Plush, 16, called 911 twice on the afternoon of April 10. Officers Edsel Osborn and Brian Brazile, riding double as Unit 2232, responded to the school after his first call.

Police said the officers didn't find anything, and received no answer when they tried calling Plush. 

The body camera videos, which police released Friday in response to a public records request, show the officers driving around a parking lot, but never getting out of their vehicle. 

The videos show the officers turn into the parking lot south of the Seven Hills School Resale Shop. Plush's van was parked in the lot north of the shop, on the same side of Red Bank Road. They make a U-turn, and then turn back onto Red Bank and then into another lot across the road, near tennis courts and a baseball field.

Officer Brian Brazile's body cam video:

 

"I don't see nobody, which I didn't imagine I would," one officer says after they make a U-turn.

Officer Edsel Osborn's body cam video:

 

"I'm going to shut this off," an officer can be heard saying near the end of the videos.

Cincinnati Police Department spokesperson Tiffany Hardy said the above body camera videos are the entirety of what was recorded. According to department policy, officers will activate their cameras when arriving on scene for all calls for service. They may deactivate the camera after clearing a call.

There is also dash cam video from the patrol vehicle, but that was not released because it's with the prosecutor, according to Hardy.

Ohio state Sen. Cecil Thomas, who spent 20 years as a Cincinnati officer before his 2000 retirement, said the lens through which the officers' actions should be judged depends on what they knew when they arrived on the scene. If they only knew someone was "in distress" in the area, he said, they might have believed driving around would be enough to identify that person.

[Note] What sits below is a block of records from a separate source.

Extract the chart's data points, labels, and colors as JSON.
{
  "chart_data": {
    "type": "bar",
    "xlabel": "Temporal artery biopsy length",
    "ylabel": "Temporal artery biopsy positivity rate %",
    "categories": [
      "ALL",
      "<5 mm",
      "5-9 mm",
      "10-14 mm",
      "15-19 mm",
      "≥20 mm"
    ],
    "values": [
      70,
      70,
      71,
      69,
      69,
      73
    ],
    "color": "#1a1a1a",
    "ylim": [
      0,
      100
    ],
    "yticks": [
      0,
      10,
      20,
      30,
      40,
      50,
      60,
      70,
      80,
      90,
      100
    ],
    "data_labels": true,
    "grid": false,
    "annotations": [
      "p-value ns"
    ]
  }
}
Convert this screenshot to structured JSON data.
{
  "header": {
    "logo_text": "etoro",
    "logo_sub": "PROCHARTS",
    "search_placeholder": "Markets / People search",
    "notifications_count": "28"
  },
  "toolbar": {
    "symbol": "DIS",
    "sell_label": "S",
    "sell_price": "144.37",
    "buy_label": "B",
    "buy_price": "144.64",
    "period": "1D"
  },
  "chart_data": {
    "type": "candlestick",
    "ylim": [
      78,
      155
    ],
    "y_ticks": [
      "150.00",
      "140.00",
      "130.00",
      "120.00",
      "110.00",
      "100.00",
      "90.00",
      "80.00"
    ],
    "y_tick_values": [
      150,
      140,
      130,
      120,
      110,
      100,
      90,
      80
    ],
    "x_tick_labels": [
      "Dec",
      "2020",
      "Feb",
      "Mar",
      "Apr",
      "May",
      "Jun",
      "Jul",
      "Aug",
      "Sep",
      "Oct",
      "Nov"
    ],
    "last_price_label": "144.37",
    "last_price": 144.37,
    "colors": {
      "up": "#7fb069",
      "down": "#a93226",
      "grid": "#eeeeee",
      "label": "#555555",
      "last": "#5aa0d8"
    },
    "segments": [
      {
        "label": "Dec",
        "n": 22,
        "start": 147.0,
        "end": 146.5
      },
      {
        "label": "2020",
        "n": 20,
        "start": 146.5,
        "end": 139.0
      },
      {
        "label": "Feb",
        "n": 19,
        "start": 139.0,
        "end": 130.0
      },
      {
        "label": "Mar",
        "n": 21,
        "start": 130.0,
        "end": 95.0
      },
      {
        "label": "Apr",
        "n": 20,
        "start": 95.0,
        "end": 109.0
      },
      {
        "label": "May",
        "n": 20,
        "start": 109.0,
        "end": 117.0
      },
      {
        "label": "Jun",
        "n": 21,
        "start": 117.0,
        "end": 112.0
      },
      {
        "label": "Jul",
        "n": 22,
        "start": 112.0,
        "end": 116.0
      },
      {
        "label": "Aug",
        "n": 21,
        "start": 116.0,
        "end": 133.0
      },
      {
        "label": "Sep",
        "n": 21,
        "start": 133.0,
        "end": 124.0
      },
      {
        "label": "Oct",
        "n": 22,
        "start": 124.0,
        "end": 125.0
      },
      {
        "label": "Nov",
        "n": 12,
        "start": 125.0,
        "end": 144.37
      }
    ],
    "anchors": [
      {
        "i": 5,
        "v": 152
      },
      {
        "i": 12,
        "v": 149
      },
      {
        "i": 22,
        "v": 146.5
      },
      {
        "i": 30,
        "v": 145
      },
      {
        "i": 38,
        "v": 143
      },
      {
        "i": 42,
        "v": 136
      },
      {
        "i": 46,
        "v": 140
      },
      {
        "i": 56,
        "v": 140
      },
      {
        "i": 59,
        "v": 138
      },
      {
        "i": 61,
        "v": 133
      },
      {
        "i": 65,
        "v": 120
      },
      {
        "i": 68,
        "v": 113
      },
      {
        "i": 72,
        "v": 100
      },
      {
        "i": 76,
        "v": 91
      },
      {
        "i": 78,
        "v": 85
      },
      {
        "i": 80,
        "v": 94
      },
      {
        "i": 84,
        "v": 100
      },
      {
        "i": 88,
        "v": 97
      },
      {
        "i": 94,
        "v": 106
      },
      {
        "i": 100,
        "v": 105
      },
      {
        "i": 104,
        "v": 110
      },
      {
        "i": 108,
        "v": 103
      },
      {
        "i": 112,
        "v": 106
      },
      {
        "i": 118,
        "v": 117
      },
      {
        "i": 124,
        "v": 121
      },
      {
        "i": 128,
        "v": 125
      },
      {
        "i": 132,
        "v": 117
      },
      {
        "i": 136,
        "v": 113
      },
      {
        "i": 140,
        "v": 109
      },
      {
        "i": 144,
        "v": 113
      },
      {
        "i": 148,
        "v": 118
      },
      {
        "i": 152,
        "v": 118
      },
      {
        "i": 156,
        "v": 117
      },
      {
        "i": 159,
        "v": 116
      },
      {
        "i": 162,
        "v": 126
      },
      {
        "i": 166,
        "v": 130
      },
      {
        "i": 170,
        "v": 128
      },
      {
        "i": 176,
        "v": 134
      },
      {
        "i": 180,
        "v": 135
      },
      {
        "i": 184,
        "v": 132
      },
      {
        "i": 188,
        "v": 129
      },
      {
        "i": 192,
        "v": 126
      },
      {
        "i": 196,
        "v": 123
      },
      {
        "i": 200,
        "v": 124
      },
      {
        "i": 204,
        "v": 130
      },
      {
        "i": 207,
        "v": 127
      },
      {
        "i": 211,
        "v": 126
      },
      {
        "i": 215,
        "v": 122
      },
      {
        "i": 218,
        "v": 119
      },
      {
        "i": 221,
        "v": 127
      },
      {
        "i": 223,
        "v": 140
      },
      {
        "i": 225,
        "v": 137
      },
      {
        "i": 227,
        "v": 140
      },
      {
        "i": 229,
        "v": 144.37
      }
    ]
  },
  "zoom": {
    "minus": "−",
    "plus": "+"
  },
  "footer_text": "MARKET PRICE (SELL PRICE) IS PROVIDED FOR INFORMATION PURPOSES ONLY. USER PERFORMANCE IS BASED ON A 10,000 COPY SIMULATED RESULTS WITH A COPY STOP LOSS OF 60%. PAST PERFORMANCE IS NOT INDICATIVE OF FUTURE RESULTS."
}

"In a perfect world, you get out of the car," he added.

After the officers left, a Hamilton County deputy who had been directing after-school traffic also looked for Plush on foot and also didn't find anything. 

No one found Plush for hours. By then, he was dead.

When a call went out for officers to respond to Seven Hills School again that evening, one of the Unit 2232 officers got on the radio, not yet knowing Plush was dead:

"I think somebody's playing pranks. It was something about they were locked in a vehicle across from the school, we never found anything. But we'll respond and see what else we can find," one of them said in the radio transmission that night.

Police Chief Eliot Isaac has directed an internal investigation into Plush's death and why first responders failed to help him. One of the 911 operators who answered a call from Plush was placed on administrative leave for a week after Isaac said she didn't pass along the color, make and model of Plush's van. The call taker said she couldn't hear any sound when Plush called, though Plush can be heard speaking in a recording of the call. 

Hamilton County Prosecutor Joe Deters has also launched an investigation to determine what went wrong leading up to Plush's death.